To write scaled data with the scale method:

>>> # scale the data to Int16 with user specified bscale/bzero
>>> hdu.scale('int16', bzero=32768)
>>> # scale the data to Int32 with the min/max of the data range, emits
>>> # RuntimeWarning: overflow encountered in short_scalars
>>> hdu.scale('int32', 'minmax')  
>>> # scale the data, using the original BSCALE/BZERO, emits
>>> # RuntimeWarning: invalid value encountered in add
>>> hdu.scale('int32', 'old')  
>>> hdul.close()

The first example above shows how to store an unsigned short integer array.

Caution must be exercised when using the scale() method. The data attribute of an image HDU, after the scale() call, will become the storage values, not the physical values. So, only call scale() just before writing out to FITS files (i.e., calls of writeto(), flush(), or close()). No further use of the data should be exercised. Here is an example of what happens to the data attribute after the scale() call:

>>> hdu = fits.PrimaryHDU(np.array([0., 1, 2, 3]))
>>> print(hdu.data)  
[0. 1. 2. 3.]
>>> hdu.scale('int16', bzero=32768)
>>> print(hdu.data)  # now the data has storage values
[-32768 -32767 -32766 -32765]
>>> hdu.writeto('new.fits')

Data Sections#

When a FITS image HDU’s data is accessed, either the whole data is copied into memory (in cases of NOT using memory mapping or if the data is scaled) or a virtual memory space equivalent to the data size is allocated (in the case of memory mapping of non-scaled data). If there are several very large image HDUs being accessed at the same time, the system may run out of memory.
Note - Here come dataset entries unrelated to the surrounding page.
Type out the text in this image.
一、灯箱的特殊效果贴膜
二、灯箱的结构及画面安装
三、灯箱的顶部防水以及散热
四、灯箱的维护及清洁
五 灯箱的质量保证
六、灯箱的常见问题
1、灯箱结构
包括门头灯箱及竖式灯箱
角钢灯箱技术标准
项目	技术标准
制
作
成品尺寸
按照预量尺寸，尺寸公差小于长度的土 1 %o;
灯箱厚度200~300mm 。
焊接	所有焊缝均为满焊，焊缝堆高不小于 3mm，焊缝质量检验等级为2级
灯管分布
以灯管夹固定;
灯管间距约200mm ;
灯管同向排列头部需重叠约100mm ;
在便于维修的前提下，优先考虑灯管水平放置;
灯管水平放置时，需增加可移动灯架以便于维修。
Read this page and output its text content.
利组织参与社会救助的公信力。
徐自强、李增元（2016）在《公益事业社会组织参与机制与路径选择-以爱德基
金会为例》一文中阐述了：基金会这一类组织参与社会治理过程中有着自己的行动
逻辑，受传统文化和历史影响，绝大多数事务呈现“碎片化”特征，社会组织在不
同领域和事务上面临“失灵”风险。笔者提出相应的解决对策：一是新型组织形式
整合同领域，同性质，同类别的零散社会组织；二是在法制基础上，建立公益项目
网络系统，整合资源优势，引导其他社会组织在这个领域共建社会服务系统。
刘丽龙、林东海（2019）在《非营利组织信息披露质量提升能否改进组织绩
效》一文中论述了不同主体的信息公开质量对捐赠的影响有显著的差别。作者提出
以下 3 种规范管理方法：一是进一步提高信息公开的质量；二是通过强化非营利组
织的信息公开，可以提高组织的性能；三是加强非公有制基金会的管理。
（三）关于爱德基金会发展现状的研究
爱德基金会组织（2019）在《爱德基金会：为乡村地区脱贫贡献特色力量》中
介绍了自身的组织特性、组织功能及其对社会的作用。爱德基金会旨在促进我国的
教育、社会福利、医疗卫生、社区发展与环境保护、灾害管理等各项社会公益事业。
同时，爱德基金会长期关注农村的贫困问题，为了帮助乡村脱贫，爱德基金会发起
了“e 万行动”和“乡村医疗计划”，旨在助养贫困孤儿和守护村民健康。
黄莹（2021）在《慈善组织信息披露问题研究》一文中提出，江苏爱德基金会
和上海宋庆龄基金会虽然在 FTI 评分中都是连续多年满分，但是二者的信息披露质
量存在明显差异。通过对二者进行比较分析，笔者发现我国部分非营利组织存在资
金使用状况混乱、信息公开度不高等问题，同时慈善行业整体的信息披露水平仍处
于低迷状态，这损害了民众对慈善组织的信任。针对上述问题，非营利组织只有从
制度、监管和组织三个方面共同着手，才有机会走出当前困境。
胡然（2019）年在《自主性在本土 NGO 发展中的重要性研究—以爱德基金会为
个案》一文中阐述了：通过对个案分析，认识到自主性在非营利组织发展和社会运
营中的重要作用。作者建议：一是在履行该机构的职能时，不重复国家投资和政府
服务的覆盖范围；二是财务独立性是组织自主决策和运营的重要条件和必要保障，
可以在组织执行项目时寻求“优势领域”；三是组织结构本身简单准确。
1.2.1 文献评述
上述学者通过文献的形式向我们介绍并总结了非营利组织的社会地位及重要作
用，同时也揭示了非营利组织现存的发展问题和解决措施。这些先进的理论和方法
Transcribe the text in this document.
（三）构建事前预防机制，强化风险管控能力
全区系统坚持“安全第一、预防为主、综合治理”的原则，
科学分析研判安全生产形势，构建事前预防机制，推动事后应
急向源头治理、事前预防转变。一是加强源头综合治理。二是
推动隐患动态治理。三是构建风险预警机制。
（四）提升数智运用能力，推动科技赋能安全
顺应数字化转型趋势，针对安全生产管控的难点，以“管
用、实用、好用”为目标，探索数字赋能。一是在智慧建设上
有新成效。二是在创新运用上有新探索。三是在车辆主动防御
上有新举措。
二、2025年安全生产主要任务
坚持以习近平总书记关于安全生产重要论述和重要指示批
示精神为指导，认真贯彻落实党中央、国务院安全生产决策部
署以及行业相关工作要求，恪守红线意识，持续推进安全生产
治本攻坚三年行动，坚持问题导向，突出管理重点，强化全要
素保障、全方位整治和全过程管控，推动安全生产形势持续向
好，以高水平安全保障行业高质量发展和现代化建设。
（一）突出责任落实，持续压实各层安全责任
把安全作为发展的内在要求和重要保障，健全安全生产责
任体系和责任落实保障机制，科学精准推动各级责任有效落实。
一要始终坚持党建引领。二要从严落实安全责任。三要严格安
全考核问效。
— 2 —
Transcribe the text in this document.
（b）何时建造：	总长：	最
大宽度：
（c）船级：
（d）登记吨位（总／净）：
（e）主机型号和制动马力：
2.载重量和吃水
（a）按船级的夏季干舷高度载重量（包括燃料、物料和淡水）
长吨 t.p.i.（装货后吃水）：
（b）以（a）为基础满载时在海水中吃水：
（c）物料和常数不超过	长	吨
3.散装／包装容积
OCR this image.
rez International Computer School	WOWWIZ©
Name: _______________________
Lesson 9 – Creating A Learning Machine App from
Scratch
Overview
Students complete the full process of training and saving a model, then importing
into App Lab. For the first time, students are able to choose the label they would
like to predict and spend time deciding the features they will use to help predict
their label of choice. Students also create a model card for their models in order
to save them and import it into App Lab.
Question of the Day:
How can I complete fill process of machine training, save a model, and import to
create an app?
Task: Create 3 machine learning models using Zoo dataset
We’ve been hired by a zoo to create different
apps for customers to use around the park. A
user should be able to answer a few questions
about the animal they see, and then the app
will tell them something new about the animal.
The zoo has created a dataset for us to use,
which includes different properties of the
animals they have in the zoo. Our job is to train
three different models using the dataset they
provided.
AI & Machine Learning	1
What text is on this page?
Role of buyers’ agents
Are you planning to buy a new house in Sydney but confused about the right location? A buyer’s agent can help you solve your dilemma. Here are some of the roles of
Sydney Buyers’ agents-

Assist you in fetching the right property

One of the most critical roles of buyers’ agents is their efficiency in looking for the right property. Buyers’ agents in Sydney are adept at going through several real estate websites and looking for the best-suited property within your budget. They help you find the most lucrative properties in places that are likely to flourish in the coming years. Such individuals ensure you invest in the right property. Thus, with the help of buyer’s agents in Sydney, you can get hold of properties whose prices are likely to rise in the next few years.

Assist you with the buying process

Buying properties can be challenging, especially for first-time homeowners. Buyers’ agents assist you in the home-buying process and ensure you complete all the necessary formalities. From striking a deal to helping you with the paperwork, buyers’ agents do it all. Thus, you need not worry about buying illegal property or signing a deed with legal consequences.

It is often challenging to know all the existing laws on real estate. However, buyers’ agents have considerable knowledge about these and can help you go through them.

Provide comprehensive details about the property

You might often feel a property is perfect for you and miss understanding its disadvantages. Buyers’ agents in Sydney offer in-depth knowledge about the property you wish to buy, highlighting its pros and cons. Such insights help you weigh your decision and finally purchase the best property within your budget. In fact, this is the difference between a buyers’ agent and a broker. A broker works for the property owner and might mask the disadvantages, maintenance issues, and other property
If a user does not need the entire image(s) at the same time (e.g., processing the images(s) ten rows at a time), the section attribute of an HDU can be used to alleviate such memory problems.

With astropy’s improved support for memory-mapping, the sections feature is not as necessary as it used to be for handling large images stored in local files. However, it remains very useful in the following circumstances:

If the image’s data is scaled with non-trivial BSCALE/BZERO values, accessing the data in sections may still be necessary under the current implementation.
Memory mapping is insufficient for loading images larger than 2 to 4 GB on a 32-bit system — in such cases it may be necessary to use sections.
Memory mapping does not work for accessing remote FITS files. In this case sections may be your only option. See Obtaining subsets from cloud-hosted FITS files.

In addition, for compressed FITS files, CompImageHDU.section can be used to access and decompress only parts of the data, and can provide a significant speedup. Note however that accessing data using CompImageHDU.section will always load tiles one at a time from disk, and therefore when accessing a large fraction of the data (or slicing it in a way that would cause most tiles to be loaded) you may obtain better performance by using CompImageHDU.data.

Example#

Here is an example of getting the median image from three input images of the size 5000x5000.

hdul1 = fits.open('file1.fits')
hdul2 = fits.open('file2.fits')
hdul3 = fits.open('file3.fits')
output = np.zeros((5000, 5000))
for i in range(50):
    j = i * 100
    k = j + 100
    x1 = hdul1[0].section[j:k,:]
    x2 = hdul2[0].section[j:k,:]
    x3 = hdul3[0].section[j:k,:]
    output[j:k, :] = np.median([x1, x2, x3], axis=0)

Data in each section does not need to be contiguous for memory savings to be possible. astropy will do its best to join together discontiguous sections of the array while reading as little as possible into main memory.

Sections cannot currently be assigned. Any modifications made to a data section are not saved back to the original file.